La nuova disposizione non trova pertanto applicazione laddove la restituzione dell'indebito, alla data del 19 maggio 2020, sia già avvenuta al lordo o per effetto di pronunce giurisdizionali sia stabilita la restituzione al lordo.

In relazione al caso in esame assume rilevanza la circostanza che il contribuente, secondo quanto rappresentato nell'istanza, abbia optato per il regime c.d. regime forfetario, la cui disciplina è contenuta nella legge 23 dicembre 2014, n. 190 e successive modificazioni.

In particolare, il richiamato articolo 1, commi da 54 a 89, ha introdotto un regime fiscale agevolato, c.d. regime forfetario, rivolto ai contribuenti persone fisiche esercenti attività d'impresa, arti o professioni in possesso di determinati requisiti. L'articolo 1, comma 692, lett. a), legge 27 dicembre 2019, n. 160 (legge di bilancio 2020) ha modificato l'ambito di applicazione del regime forfetario che consente la determinazione forfetaria del reddito da assoggettare a un'unica imposta in sostituzione di quelle ordinariamente dovute.

Il comma 64 dello stesso articolo 1 stabilisce che chi applica il regime forfetario determina «il reddito imponibile applicando all'ammontare dei ricavi o dei compensi percepiti il coefficiente di redditività nella misura indicata nell'allegato n. 4 annesso alla presente legge, diversificata a seconda del codice ATECO che contraddistingue l'attività esercitata». Il predetto comma prosegue affermando che i contributi previdenziali si deducono dal reddito determinato ai sensi del comma 64. Pertanto, successivamente alla percezione delle somme, qualora si opti per tale regime, in assenza di altri redditi, ascrivibili ad altre categorie di reddito di cui all'articolo 6 del TUIR, non è possibile applicare la deduzione di cui all'articolo 10, comma 1, lett. d-bis), del TUIR nell'ipotesi in cui le somme erogate dal sostituto di imposta vengano restituite al sostituto al lordo delle ritenute operate.

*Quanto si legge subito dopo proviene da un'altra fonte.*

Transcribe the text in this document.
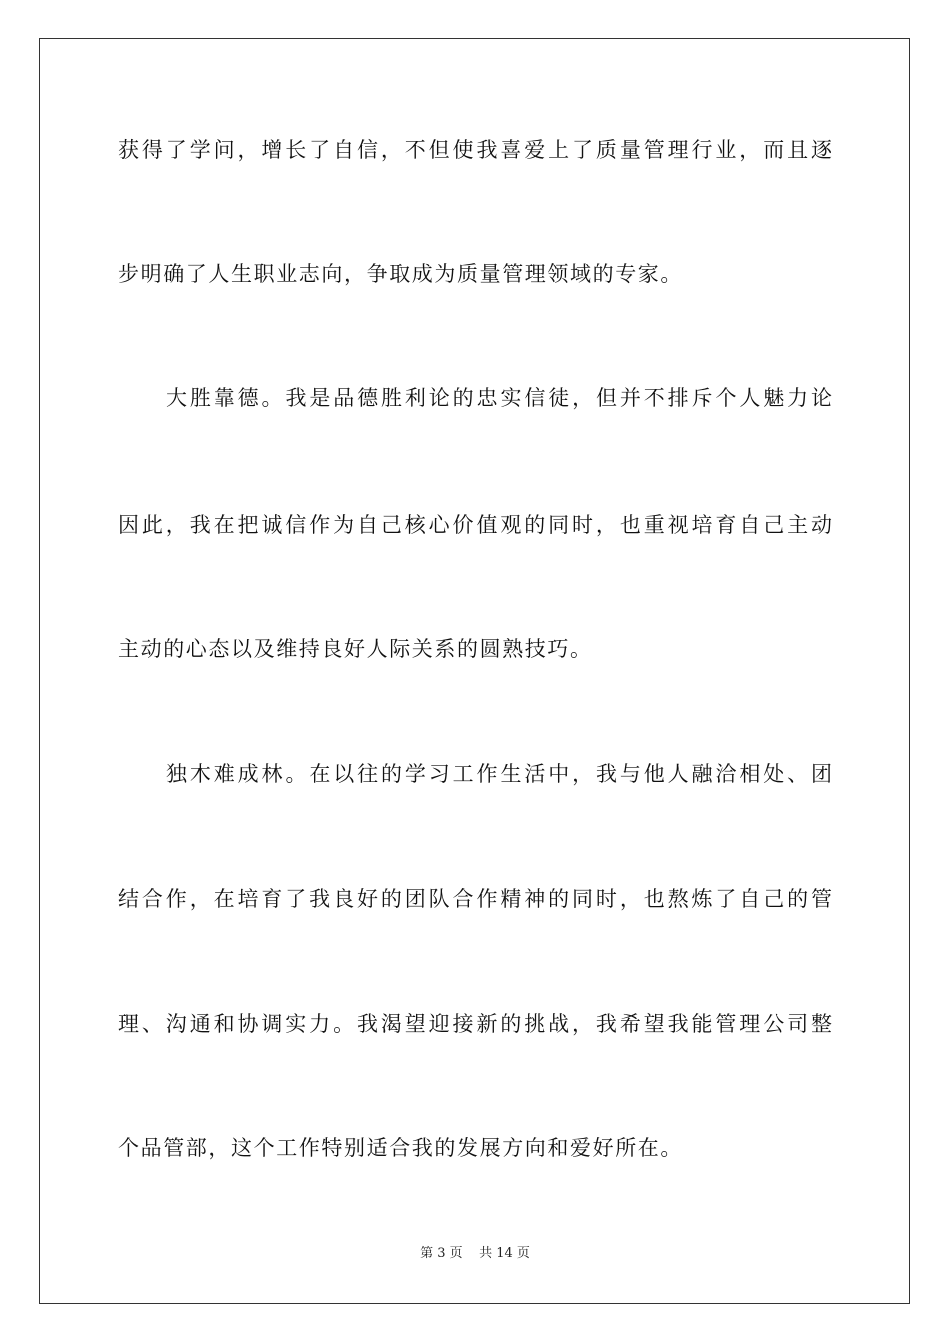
获得了学问，增长了自信，不但使我喜爱上了质量管理行业，而且逐
步明确了人生职业志向，争取成为质量管理领域的专家。
大胜靠德。我是品德胜利论的忠实信徒，但并不排斥个人魅力论
因此，我在把诚信作为自己核心价值观的同时，也重视培育自己主动
主动的心态以及维持良好人际关系的圆熟技巧。
独木难成林。在以往的学习工作生活中，我与他人融洽相处、团
结合作，在培育了我良好的团队合作精神的同时，也熬炼了自己的管
理、沟通和协调实力。我渴望迎接新的挑战，我希望我能管理公司整
个品管部，这个工作特别适合我的发展方向和爱好所在。
第 3 页    共 14 页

Dalla documentazione integrativa, si evince che l'Istante ha restituito ad X con nota di credito, esclusivamente la somma complessiva di euro Y per gli onorari liquidati nelle sentenze di primo grado dei relativi contenziosi senza la relativa restituzione della ritenuta di acconto. Successivamente, X ha comunicato di voler procedere alla compensazione della ritenuta non restituita entro la chiusura dell'esercizio finanziario 2019, con il pagamento delle spese di giudizio della controversia.

Pertanto, tenuto conto che X avrebbe operato nel 2019 la predetta compensazione e che il contribuente possiede anche altri redditi, quest'ultimo potrà far ricorso alla procedura di cui all'articolo 10, lettera d-bis) del TUIR, ai fini della deduzione delle somme restituite al lordo, secondo le modalità sopra rappresentate, ovvero chiederne il rimborso entro il termine biennale decorrente dalla data di scadenza del termine di presentazione della dichiarazione dei redditi relativa al periodo di imposta 2019.